Chrysalyne D. Schmults, Rachel Blitzblau, Sumaira Z. Aasi, Murad Alam, James S. Andersen, Brian C. Baumann, Jeremy Bordeaux, Pei-Ling Chen, Robert Chin, Carlo M. Contreras, Dominick DiMaio, Jessica M. Donigan, Jeffrey M. Farma, Karthik Ghosh, Roy C. Grekin, Kelly Harms, Alan L. Ho, Ashley Holder, John Nicholas Lukens, Theresa Medina, Kishwer S. Nehal, Paul Nghiem, Soo Park, Tejesh Patel, Igor Puzanov, Jeffrey Scott, Aleksandar Sekulic, Ashok R. Shaha, Divya Srivastava, William Stebbins, Valencia Thomas, Yaohui G. Xu, Beth McCullough, Mary A. Dwyer, and Mai Q. Nguyen

The NCCN Guidelines for Squamous Cell Skin Cancer provide recommendations for diagnostic workup, clinical stage, and treatment options for patients with cutaneous squamous cell carcinoma.
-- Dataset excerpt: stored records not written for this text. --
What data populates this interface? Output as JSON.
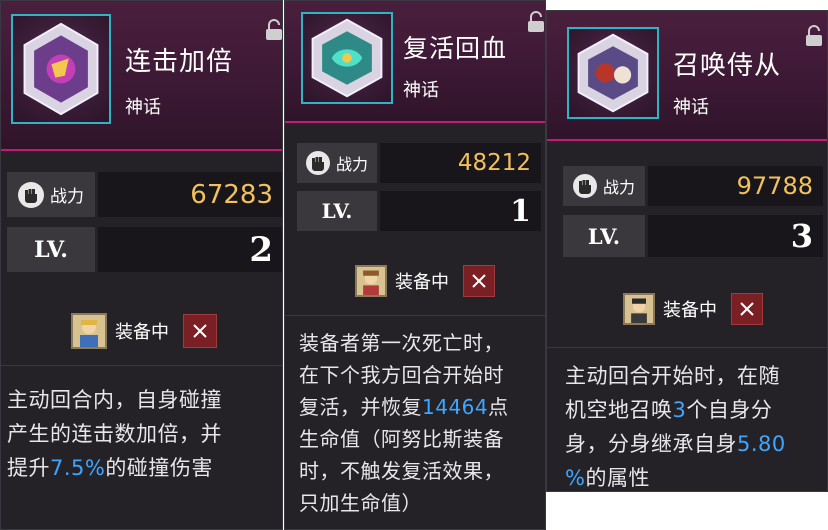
{
  "cards": [
    {
      "title": "连击加倍",
      "rarity": "神话",
      "power_label": "战力",
      "power_value": "67283",
      "lv_label": "LV.",
      "lv_value": "2",
      "equip_label": "装备中",
      "desc_lines": [
        {
          "pre": "主动回合内，自身碰撞",
          "hl": "",
          "post": ""
        },
        {
          "pre": "产生的连击数加倍，并",
          "hl": "",
          "post": ""
        },
        {
          "pre": "提升",
          "hl": "7.5%",
          "post": "的碰撞伤害"
        }
      ]
    },
    {
      "title": "复活回血",
      "rarity": "神话",
      "power_label": "战力",
      "power_value": "48212",
      "lv_label": "LV.",
      "lv_value": "1",
      "equip_label": "装备中",
      "desc_lines": [
        {
          "pre": "装备者第一次死亡时，",
          "hl": "",
          "post": ""
        },
        {
          "pre": "在下个我方回合开始时",
          "hl": "",
          "post": ""
        },
        {
          "pre": "复活，并恢复",
          "hl": "14464",
          "post": "点"
        },
        {
          "pre": "生命值（阿努比斯装备",
          "hl": "",
          "post": ""
        },
        {
          "pre": "时，不触发复活效果，",
          "hl": "",
          "post": ""
        },
        {
          "pre": "只加生命值）",
          "hl": "",
          "post": ""
        }
      ]
    },
    {
      "title": "召唤侍从",
      "rarity": "神话",
      "power_label": "战力",
      "power_value": "97788",
      "lv_label": "LV.",
      "lv_value": "3",
      "equip_label": "装备中",
      "desc_lines": [
        {
          "pre": "主动回合开始时，在随",
          "hl": "",
          "post": ""
        },
        {
          "pre": "机空地召唤",
          "hl": "3",
          "post": "个自身分"
        },
        {
          "pre": "身，分身继承自身",
          "hl": "5.80",
          "post": ""
        },
        {
          "pre": "",
          "hl": "%",
          "post": "的属性"
        }
      ]
    }
  ],
  "icons": {
    "lock": "padlock-open-icon",
    "power": "fist-icon",
    "unequip": "close-x-icon"
  },
  "colors": {
    "header_bg": "#3b1834",
    "header_accent": "#c21a78",
    "emblem_frame": "#2fb4c6",
    "power_value": "#f3c15b",
    "highlight": "#3ea6ff",
    "unequip_button": "#7a1f23"
  }
}
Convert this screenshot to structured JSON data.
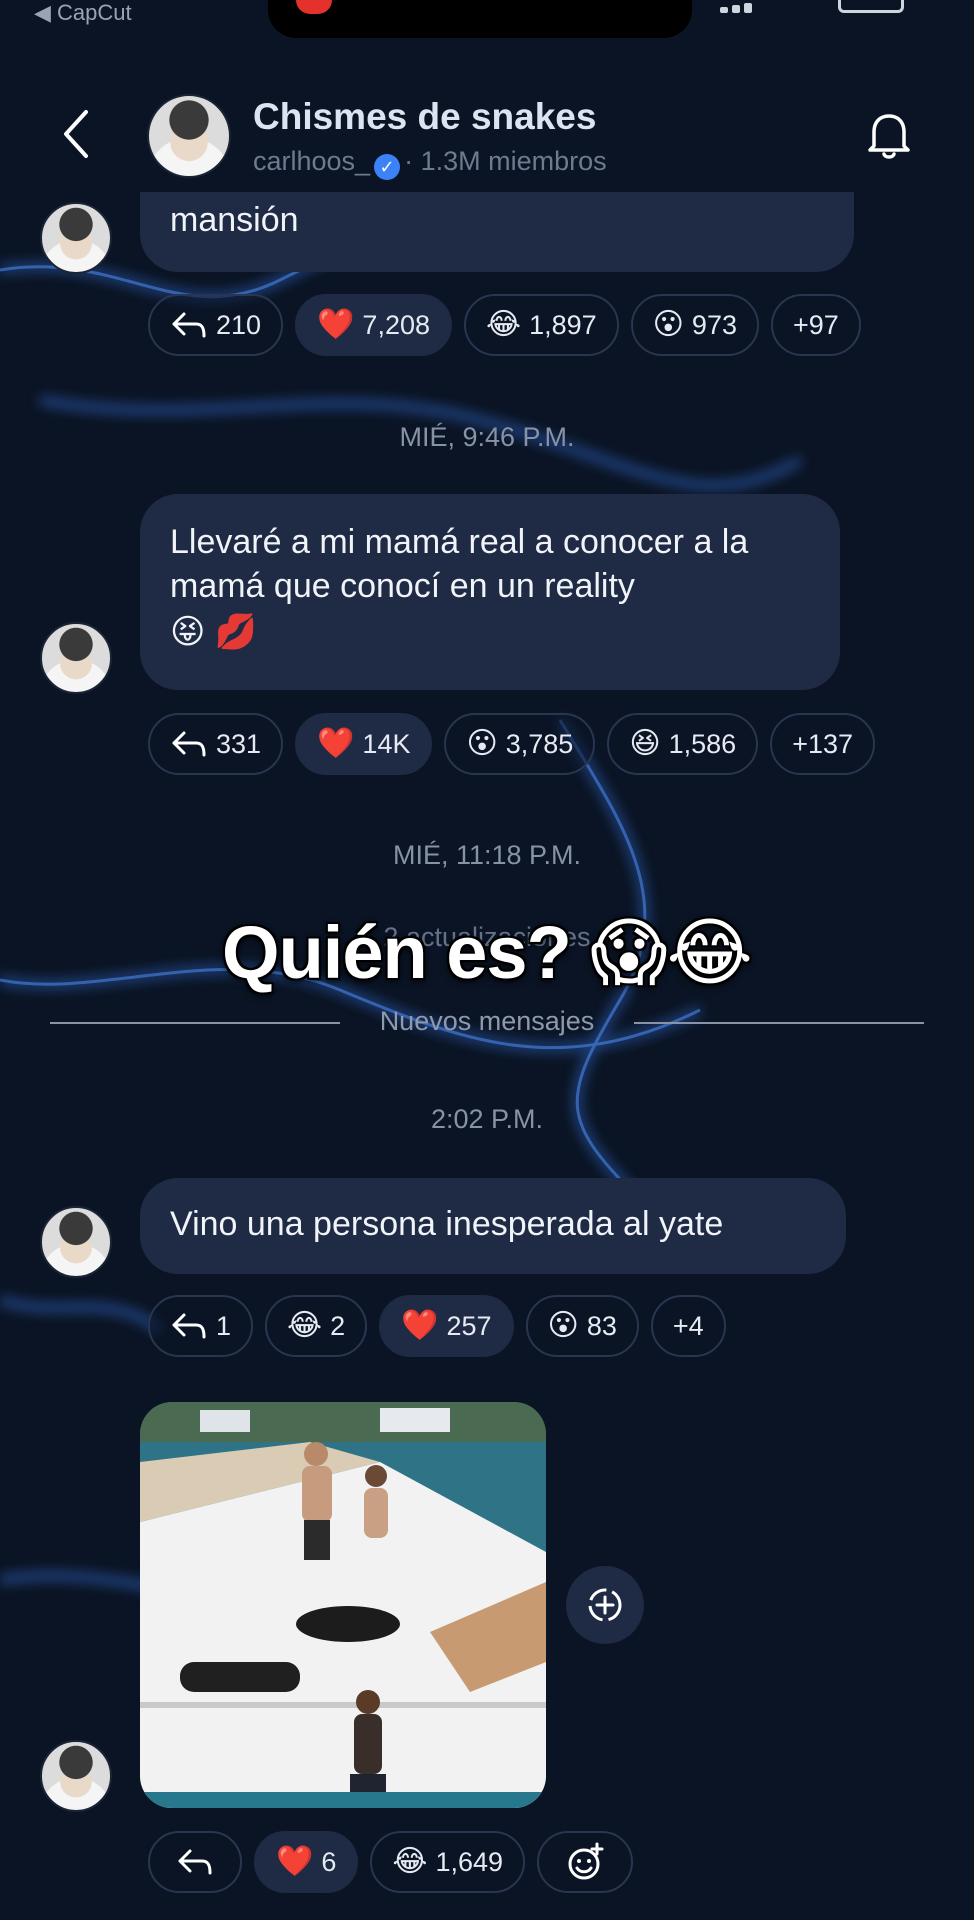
{
  "status_bar": {
    "back_app": "◀ CapCut"
  },
  "header": {
    "title": "Chismes de snakes",
    "handle": "carlhoos_",
    "members": "· 1.3M miembros"
  },
  "messages": [
    {
      "text": "mansión",
      "reactions": [
        {
          "icon": "reply-icon",
          "count": "210"
        },
        {
          "emoji": "❤️",
          "count": "7,208",
          "active": true
        },
        {
          "emoji": "😂",
          "count": "1,897"
        },
        {
          "emoji": "😮",
          "count": "973"
        },
        {
          "count": "+97"
        }
      ]
    },
    {
      "timestamp": "MIÉ, 9:46 P.M.",
      "text": "Llevaré a mi mamá real a conocer a la mamá que conocí en un reality",
      "emojis": "😝 💋",
      "reactions": [
        {
          "icon": "reply-icon",
          "count": "331"
        },
        {
          "emoji": "❤️",
          "count": "14K",
          "active": true
        },
        {
          "emoji": "😮",
          "count": "3,785"
        },
        {
          "emoji": "😆",
          "count": "1,586"
        },
        {
          "count": "+137"
        }
      ]
    },
    {
      "timestamp": "2:02 P.M.",
      "text": "Vino una persona inesperada al yate",
      "reactions": [
        {
          "icon": "reply-icon",
          "count": "1"
        },
        {
          "emoji": "😂",
          "count": "2"
        },
        {
          "emoji": "❤️",
          "count": "257",
          "active": true
        },
        {
          "emoji": "😮",
          "count": "83"
        },
        {
          "count": "+4"
        }
      ]
    },
    {
      "image": "yacht-photo",
      "reactions": [
        {
          "icon": "reply-icon",
          "count": ""
        },
        {
          "emoji": "❤️",
          "count": "6",
          "active": true
        },
        {
          "emoji": "😂",
          "count": "1,649"
        },
        {
          "icon": "add-reaction-icon",
          "count": ""
        }
      ]
    }
  ],
  "timestamp_middle": "MIÉ, 11:18 P.M.",
  "updates_text": "2 actualizaciones",
  "caption_overlay": "Quién es? 😱😂",
  "divider_label": "Nuevos mensajes",
  "colors": {
    "bg": "#0b1424",
    "bubble": "#1f2a44",
    "accent_blue": "#3b82f6"
  }
}
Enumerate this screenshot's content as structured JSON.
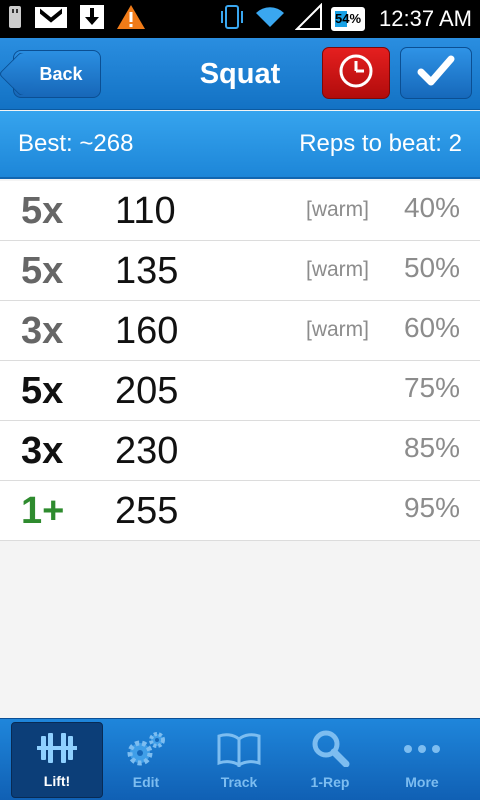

The NCCN panel meets annually to discuss updates to the guidelines based on comments from panel members and the Institutional Review, as well as submissions from within NCCN and external organizations. These NCCN Guidelines Insights focus on the introduction of a new surgical recommendation terminology (peripheral and deep en face margin assessment), as well as recent updates on topical prophylaxis, immunotherapy for regional and metastatic disease, and radiation therapy.